Tria a Londra: “La politica parla, ma noi saremo cauti”

I ministri dell'Interno, Matteo Salvini, e dell'Economia e delle Finanze, Giovanni Tria (D), nel corso del question time a Montecitorio, Roma
I ministri dell'Interno, Matteo Salvini, e dell'Economia e delle Finanze, Giovanni Tria (D), nel corso del question time a Montecitorio, Roma, 12 giugno 2019. ANSA/MAURIZIO BRAMBATTI

LONDRA. – Guardare ai fatti, e ai numeri, ignorando nei limiti del possibile il “rumore” di fondo della polemica politica e degli slogan elettorali. Giovanni Tria si rivolge in questi termini, con l’abito dell’economista se non del tecnocrate, alla platea degli operatori della City e degli interlocutori londinesi in generale nella sua prima visita da ministro nella capitale britannica.

Obiettivo: tranquillizzare gli investitori e il mondo del business sulla direzione intrapresa dall’Italia sotto il giovane governo giallo-verde. La missione si articola in quattro tappe: un intervento al Global Borrowers and Bond Investors Forum 2019; un incontro con rappresentanti di fondi e istituzioni finanziarie al London Bloomberg Building; una riunione con la creme della comunità diplomatica e d’affari italiana nel Regno in ambasciata; un faccia a faccia con l’omologo Philip Hammond, cancelliere dello Scacchiere moderato del governo ormai uscente di Theresa May.

E il messaggio è improntato ovunque alla rassicurazione: con Tria attento a difendere la plausibilità degli “obiettivi” del programma del governo di cui fa parte, dalla flat tax al salario minimo, ma anche a fissarne perimetri, tempi e compatibilità con “gli impegni di finanzia pubblica”. Visto che, come “tutti sanno, l’Italia è in una situazione macroeconomica non molto buona”.

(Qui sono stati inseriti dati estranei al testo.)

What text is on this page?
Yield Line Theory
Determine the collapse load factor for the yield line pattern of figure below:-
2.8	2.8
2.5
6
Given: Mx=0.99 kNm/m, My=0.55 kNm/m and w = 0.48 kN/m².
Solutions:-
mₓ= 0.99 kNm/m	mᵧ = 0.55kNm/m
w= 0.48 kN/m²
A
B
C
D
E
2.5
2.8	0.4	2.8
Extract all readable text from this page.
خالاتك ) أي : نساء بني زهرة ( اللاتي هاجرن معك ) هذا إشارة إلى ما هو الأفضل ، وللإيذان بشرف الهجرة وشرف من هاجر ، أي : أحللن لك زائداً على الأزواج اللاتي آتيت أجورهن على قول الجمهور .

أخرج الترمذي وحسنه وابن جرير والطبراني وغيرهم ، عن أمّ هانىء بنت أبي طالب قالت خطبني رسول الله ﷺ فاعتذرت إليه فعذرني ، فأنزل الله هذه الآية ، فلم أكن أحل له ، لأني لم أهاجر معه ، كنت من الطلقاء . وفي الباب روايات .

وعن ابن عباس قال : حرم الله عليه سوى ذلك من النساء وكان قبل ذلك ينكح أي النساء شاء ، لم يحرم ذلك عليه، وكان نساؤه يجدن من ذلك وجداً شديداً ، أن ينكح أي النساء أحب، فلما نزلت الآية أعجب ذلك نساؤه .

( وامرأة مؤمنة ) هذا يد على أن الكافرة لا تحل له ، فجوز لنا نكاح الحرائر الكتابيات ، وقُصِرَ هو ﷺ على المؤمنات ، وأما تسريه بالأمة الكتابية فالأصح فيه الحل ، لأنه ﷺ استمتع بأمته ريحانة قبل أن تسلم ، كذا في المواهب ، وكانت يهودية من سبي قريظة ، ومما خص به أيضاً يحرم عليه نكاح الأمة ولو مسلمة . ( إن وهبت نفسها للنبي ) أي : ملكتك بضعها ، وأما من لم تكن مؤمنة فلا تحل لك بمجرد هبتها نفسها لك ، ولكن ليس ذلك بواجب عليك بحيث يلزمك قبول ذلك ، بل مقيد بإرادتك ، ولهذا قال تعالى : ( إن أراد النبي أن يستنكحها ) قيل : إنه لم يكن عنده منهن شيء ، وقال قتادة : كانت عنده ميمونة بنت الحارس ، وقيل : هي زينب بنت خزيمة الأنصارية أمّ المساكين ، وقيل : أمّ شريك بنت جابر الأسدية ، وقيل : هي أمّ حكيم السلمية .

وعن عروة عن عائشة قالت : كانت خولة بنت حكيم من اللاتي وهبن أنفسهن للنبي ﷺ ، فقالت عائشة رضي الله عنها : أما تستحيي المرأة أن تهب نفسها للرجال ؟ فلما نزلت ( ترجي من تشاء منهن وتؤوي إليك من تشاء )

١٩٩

Il ministro non nega che qualche intoppo ci sia stato nelle relazioni con i mercati, ma ne parla come di una cosa del passato. “La fiducia – sostiene – s’era erosa nella seconda metà dell’anno scorso” a causa di alcune “incertezze sulla posizione italiana sull’Europa”, ma “anche di un rallentamento economico” imputato soprattutto agli scossoni internazionali a livello di “commerci”.

Tuttavia sullo scenario attuale egli si mostra ottimista: rivendicando “gli impegni di bilancio” della manovra, un atteggiamento “prudente” in materia fiscale, la convinzione che non occorrerà una finanziaria aggiuntiva l’anno prossimo, la certezza di poter trovare un accordo con l’Ue per scongiurare l’ombra di una procedura d’infrazione per debito eccessivo.

“Questo governo – dice al Global Borrowers and Bond Investors Forum – è più cauto di prima. Non vi soffermate sulle voci (in inglese ‘rumors’) elettorali”. Il linguaggio, come l’idioma, è di quelli che l’uditorio comprende. Anche se la City si attiene al principio britannico del “wait and see”, regola aurea soprattutto di chi maneggia quattrini e capitali in misura considerevole.

Tanto più che l’attenzione del business locale è al momento concentrata più che altro sulla trincea interna del Regno, dove si sta giocando la partita che potrebbe portare entro un mesetto a Downing Street – al posto della dimissionaria premier May – l’imprevedibile Boris Johnson, buon amico di Donald Trump e fautore hard d’una Brexit senza se e senza ma: in caso di necessità pure senz’accordo con Bruxelles (no deal).

Fra gli operatori italiani d’oltremanica, poi, i cenni di assenso verso il verbo di Tria s’incrociano con l’orecchio teso all’immediato controcanto in stile “trumpiano” di Matteo Salvini, di ritorno da Washington. Un controcanto non esattamente in sintonia con le cautele del ministro-professore, dai minibot al taglio delle tasse, come osserva un broker chiedendo l’anonimato. Non senza domandarsi quale voce si debba privilegiare e se Salvini non sia in fondo destinato a diventare – di qui a qualche tempo – “il Boris Johnson italiano”.